Erst sehr viel später erführen Menschen, wie tief in ihrem Inneren "erlesene" Bilder und Geschichten aus der Kinderzeit verankert seien und ein Leben in positivem wie negativem Sinne begleiteten. Damit Heranwachsende von Büchern "berührt" würden, bedürfe es Inhalten, die - wie etwa bei Theodor Storms "Kleiner Häwwelmann" - auf symbolisch verfremdeter Ebene deren Gefühle anspreche. Hoffmann verhehlte nicht, dass wegen des darin geschilderten autoritären Umgangs mit Kindern Storms Kunstmärchen lange Zeit als Paradebeispiel so genannter "Schwarzer Pädagogik" verfemt war.

Während Storm noch davon ausgehen konnte, dass Kinder seiner Zeit nicht nur Vater und Mutter hatten, sondern innerhalb intakter Großfamilien und sie umgebender "geschlossener Systeme" aufwuchsen, welche wiederum Gefühle der Geborgenheit und des Miteinanders vermittelten, hat sich dies Lage heutzutage dramatisch verändert.

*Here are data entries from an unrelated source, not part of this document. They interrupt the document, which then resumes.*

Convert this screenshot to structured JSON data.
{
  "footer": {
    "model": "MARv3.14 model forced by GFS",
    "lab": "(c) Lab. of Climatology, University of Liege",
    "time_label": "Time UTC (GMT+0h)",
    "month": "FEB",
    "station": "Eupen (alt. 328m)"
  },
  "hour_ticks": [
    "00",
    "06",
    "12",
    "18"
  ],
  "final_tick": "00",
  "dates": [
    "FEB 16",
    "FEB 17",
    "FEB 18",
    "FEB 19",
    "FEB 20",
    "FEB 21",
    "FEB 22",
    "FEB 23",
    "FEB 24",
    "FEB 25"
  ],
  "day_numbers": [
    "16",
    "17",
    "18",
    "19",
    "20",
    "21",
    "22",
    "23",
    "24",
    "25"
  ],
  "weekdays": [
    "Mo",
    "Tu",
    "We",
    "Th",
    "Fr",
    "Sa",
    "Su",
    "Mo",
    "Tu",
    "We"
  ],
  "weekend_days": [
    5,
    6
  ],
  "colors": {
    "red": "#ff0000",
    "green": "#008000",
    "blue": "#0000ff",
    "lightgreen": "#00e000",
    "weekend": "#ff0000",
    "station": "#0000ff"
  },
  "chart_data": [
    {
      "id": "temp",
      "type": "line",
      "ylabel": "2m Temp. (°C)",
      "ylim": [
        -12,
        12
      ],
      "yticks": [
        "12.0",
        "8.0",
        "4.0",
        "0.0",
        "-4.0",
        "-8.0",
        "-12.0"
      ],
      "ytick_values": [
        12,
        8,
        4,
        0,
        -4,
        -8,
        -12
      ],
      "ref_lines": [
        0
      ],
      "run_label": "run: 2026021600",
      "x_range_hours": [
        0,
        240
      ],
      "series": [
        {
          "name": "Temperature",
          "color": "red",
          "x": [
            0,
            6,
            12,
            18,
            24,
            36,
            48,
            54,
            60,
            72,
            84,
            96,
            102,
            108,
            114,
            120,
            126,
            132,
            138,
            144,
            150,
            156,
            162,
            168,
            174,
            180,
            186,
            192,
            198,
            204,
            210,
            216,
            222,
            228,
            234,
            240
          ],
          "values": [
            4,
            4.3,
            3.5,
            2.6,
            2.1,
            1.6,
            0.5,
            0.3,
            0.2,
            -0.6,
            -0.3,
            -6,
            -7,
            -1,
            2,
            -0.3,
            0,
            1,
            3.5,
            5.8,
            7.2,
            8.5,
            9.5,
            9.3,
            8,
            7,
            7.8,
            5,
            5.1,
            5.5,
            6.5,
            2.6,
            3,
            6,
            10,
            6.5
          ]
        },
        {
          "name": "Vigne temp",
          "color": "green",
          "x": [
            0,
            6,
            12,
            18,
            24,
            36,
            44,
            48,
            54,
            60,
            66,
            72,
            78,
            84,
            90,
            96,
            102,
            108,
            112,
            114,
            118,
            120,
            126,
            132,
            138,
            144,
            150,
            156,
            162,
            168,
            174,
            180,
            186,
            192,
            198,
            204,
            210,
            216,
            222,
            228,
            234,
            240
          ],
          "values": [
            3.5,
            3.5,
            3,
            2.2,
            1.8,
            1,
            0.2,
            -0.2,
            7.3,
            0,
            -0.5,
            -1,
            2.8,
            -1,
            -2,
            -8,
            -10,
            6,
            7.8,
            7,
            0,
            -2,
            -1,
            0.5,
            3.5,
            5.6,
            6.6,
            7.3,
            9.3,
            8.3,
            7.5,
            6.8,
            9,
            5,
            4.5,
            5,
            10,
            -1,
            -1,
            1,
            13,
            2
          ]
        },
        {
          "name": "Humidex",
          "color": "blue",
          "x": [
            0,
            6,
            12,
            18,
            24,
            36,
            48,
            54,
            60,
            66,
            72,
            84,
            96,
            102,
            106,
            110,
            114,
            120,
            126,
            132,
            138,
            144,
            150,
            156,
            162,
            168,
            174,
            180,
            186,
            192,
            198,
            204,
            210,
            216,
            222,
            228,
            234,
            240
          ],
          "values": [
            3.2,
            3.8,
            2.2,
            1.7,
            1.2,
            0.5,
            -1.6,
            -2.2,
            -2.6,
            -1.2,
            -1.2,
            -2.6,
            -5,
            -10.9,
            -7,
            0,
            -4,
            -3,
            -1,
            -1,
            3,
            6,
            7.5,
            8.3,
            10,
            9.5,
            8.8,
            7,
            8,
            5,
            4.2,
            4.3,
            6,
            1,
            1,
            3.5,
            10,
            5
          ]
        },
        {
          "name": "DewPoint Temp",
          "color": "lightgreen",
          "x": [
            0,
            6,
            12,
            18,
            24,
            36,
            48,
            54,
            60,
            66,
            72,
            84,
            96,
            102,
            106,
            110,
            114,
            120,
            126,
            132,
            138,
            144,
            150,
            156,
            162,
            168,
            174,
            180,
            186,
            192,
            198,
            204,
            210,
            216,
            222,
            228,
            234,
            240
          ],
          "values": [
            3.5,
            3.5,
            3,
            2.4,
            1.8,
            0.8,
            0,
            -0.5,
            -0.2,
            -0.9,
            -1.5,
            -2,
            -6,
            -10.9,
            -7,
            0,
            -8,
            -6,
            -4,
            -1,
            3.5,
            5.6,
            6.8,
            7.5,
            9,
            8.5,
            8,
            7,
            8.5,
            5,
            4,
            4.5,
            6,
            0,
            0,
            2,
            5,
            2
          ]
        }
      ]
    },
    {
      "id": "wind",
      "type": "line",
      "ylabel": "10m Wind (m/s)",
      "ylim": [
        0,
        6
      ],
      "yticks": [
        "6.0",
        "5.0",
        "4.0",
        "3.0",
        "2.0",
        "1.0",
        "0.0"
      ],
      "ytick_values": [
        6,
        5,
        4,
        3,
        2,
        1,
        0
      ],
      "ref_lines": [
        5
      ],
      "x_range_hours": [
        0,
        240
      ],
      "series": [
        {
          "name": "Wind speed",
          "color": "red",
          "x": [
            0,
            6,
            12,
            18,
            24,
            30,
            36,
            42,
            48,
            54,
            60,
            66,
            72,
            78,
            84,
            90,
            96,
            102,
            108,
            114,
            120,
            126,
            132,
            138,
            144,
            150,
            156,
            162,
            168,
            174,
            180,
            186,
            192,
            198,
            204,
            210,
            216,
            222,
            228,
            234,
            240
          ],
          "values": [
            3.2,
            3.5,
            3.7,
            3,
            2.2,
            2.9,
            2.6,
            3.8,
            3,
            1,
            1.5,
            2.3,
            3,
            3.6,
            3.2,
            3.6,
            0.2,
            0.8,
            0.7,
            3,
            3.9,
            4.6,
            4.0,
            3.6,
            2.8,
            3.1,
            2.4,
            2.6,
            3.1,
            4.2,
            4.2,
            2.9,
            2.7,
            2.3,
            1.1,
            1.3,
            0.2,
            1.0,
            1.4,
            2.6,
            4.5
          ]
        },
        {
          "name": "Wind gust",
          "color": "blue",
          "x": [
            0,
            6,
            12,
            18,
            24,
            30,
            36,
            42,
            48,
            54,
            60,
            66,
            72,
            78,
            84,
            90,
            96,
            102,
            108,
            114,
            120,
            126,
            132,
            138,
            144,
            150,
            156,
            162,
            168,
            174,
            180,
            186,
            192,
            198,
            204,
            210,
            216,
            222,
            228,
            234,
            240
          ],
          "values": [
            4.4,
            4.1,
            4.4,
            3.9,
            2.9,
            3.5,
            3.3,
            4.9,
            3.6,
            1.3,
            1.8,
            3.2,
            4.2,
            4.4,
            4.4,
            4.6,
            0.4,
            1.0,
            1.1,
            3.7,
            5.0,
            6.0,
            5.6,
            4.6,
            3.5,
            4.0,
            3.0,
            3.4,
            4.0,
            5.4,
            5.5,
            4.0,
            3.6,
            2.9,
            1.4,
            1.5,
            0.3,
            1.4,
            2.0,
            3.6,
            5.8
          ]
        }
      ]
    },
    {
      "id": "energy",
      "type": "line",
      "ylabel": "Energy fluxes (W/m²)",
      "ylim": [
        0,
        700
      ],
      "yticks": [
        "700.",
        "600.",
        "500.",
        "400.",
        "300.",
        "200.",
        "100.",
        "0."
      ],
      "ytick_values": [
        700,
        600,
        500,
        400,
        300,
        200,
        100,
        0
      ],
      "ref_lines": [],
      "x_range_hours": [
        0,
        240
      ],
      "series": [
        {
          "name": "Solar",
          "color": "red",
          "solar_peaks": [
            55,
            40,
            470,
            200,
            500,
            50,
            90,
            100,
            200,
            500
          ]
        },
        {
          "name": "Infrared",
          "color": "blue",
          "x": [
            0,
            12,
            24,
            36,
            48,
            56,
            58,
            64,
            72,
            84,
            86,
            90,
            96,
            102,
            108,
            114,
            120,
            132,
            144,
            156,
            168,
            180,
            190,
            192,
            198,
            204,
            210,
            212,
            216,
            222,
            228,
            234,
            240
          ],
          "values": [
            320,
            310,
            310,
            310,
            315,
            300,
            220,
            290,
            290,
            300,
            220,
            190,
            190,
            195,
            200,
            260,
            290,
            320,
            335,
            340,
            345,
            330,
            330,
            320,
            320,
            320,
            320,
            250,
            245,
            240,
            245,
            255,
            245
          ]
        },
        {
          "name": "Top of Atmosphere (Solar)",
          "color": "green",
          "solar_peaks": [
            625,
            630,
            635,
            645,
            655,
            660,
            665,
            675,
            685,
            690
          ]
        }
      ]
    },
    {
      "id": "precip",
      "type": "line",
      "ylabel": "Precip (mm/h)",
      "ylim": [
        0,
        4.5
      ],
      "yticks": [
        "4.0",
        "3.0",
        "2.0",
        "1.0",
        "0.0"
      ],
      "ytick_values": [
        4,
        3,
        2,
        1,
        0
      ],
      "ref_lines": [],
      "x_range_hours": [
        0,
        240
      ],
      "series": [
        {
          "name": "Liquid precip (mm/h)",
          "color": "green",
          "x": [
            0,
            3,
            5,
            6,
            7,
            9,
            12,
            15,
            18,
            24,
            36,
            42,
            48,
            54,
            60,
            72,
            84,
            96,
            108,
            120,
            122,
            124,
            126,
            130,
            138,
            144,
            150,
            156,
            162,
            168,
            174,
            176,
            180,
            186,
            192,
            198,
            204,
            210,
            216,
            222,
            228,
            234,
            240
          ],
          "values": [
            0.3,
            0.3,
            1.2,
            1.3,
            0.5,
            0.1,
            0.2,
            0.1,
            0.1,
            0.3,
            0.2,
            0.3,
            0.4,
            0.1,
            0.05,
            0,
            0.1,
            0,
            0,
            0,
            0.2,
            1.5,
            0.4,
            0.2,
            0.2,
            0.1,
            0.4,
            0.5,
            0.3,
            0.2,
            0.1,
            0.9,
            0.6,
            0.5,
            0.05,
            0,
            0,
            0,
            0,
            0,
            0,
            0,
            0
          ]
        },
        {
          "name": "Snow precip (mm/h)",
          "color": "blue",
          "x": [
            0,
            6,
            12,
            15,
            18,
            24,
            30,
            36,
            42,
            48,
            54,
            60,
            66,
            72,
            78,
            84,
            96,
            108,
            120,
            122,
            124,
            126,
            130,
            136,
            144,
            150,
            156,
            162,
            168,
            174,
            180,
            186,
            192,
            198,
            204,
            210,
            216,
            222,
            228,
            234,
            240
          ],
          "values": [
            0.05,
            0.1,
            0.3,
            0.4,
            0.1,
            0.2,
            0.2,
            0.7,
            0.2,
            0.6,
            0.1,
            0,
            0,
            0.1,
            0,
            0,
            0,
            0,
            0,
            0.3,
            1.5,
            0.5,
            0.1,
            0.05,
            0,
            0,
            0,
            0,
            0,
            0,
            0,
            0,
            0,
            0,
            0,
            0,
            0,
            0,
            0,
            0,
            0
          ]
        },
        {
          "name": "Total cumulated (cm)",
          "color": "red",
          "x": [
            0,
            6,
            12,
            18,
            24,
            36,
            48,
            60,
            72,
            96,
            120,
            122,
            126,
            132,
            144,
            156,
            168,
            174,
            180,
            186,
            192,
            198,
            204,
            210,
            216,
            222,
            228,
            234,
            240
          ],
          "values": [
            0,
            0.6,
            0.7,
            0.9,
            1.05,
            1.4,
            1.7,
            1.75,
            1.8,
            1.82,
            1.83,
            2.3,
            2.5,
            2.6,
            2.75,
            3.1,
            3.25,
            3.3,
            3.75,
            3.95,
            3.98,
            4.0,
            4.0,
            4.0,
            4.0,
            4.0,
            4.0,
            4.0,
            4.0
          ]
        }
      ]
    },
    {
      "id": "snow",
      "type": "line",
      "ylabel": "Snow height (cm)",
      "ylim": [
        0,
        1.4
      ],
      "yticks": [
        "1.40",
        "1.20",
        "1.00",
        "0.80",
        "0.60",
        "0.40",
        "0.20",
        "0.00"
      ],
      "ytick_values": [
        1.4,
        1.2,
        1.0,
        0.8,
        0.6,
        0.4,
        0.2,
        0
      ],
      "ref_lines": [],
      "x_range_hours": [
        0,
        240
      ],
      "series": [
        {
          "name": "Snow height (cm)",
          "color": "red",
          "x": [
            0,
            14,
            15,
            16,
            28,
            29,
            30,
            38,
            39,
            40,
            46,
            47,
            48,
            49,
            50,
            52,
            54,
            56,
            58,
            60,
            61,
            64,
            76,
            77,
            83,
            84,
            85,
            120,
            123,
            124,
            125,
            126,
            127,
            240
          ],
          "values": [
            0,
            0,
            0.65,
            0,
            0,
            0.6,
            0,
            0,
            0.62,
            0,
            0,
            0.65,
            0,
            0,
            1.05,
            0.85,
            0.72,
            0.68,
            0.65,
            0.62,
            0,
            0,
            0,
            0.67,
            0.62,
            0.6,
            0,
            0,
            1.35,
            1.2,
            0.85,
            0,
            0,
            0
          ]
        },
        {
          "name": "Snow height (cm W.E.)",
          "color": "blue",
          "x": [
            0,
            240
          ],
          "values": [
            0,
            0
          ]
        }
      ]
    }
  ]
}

Nicht nur Alleinerziehende fühlen sich durch ihre Kinder häufig überfordert, weil sie heute für alles selber verantwortlich sind, Hoffmanns Hinweis, dass Eltern als "Bogen" eine stabile und sichere Basis darzustellen hätten, von der aus ihre Kinder als "Pfeile" in eine "freie Entwicklung fliegen können" müssten. Daneben aber brauchen Kinder ebenso Ordnungen und Bedingungen, die einzuhalten sind: "Wer nicht Geduld üben und Warten gelernt hat, dem fehlt eine wichtige Grundlage für ein Zurechtfinden in der Welt".

Hoffmann stellte sich hinter die These, jeder Mensch komme "lesefähig" auf die Welt. Weil Kinder von Natur aus bestrebt seien, alles mit Bedeutung zu füllen und Begriffe daraus zu entwickeln, präge sich daraus die Weltsicht des späteren Erwachsenen. Darüber hinaus müssten Eltern und Erzieher begreifen, dass Kinder wieder "das Lernen lernen" müssten. "Büffeln kann etwas Tolles sein", so Hoffmann. Leider aber wurde diese Erkenntnis in den letzten Jahrzehnten den Kindern mehr und mehr madig gemacht. Nicht zuletzt deshalb gehe es im "Generationenvertrag" auch darum, "alte Werte wieder zu entdecken".

Schauspielerin Mira Müller vom Heidelberger Kinder- und Jugendtheater "zwinger3" hatte die mit vielen Buchbeispielen angereicherte Veranstaltung mit Kostproben aus "Momo" und den Geschichten vom "Brummbär Betrametti" und dem "Kleinen Esel und dessen Geschenk an Jaki" zwischendurch immer wieder aufgelockert.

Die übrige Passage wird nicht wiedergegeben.